The CEQA bill is more likely to be enacted into law. Steinberg deliberately created a consensus bill with little opposition and it passed the Senate 39-0. The redevelopment bill – a rerun of last year's SB 1156, which passed the Legislature but was vetoed by Gov. Jerry Brown – passed the Senate 27-11 on a party-line vote and Brown may well veto it again.
Perhaps the biggest CEQA change called for in SB 731 is the creation of state significance thresholds for parking, transportation, and noise. The bill would allow local governments to create stricter standards – but one can imagine quick a battle at the Natural Resources Agency and the Office of Planning & Research over whether the state thresholds should be strong or weak. In addition, the bill would ditch aesthetics as a CEQA issue.
Steinberg's bill originally called for an appropriation of $30 million per year to fund planning grants through the Strategic Growth Council, but the language was watered down simply to say that this is the Legislature's intent. With such broad support, it seems likely that Brown will sign the bill.
An excellent rundown of the bill was prepared by the Manatt law firm.
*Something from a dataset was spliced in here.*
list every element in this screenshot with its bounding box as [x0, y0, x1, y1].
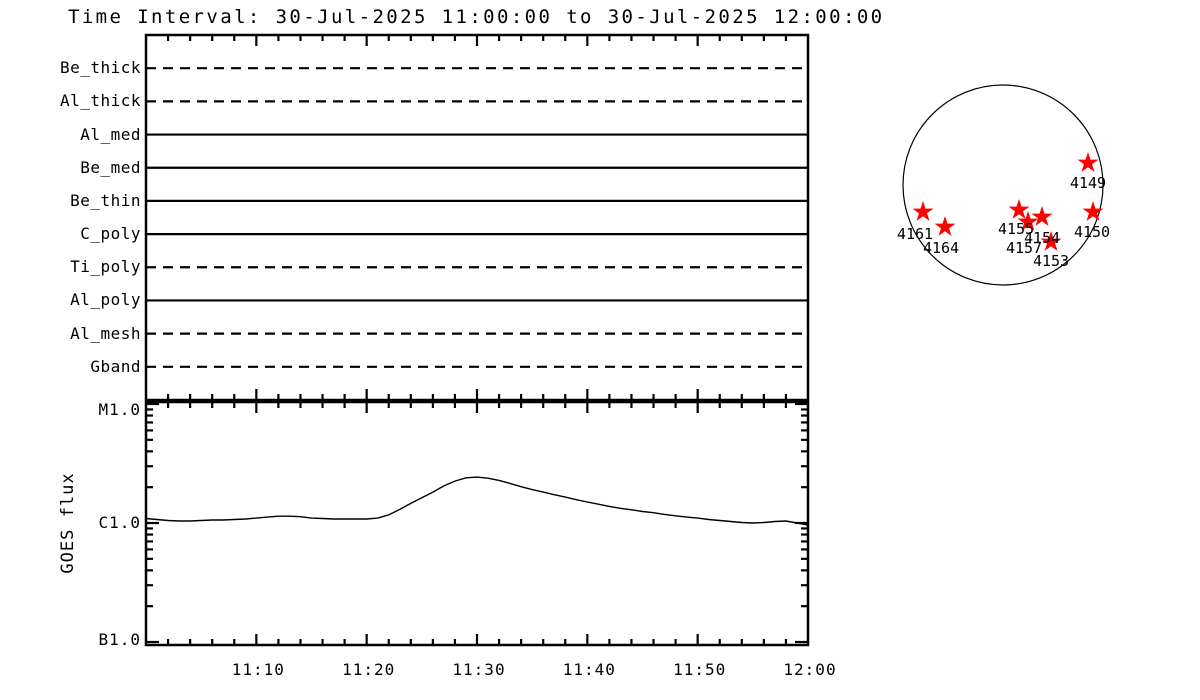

The redevelopment bill, SB 1, continues to mirror last year's bill, permitting the creation of a "sustainable communities investment authority" with limited access to tax-increment financing if both the city and the county agree to it. The redevelopment areas to be created would be limited to transit-rich locations, "small walkable areas," and clean energy manufacturing sites.
Although the bill appears likely to pass the Legislature for the second year in a row, there is no reason to believe Brown has changed his mind on vetoing it.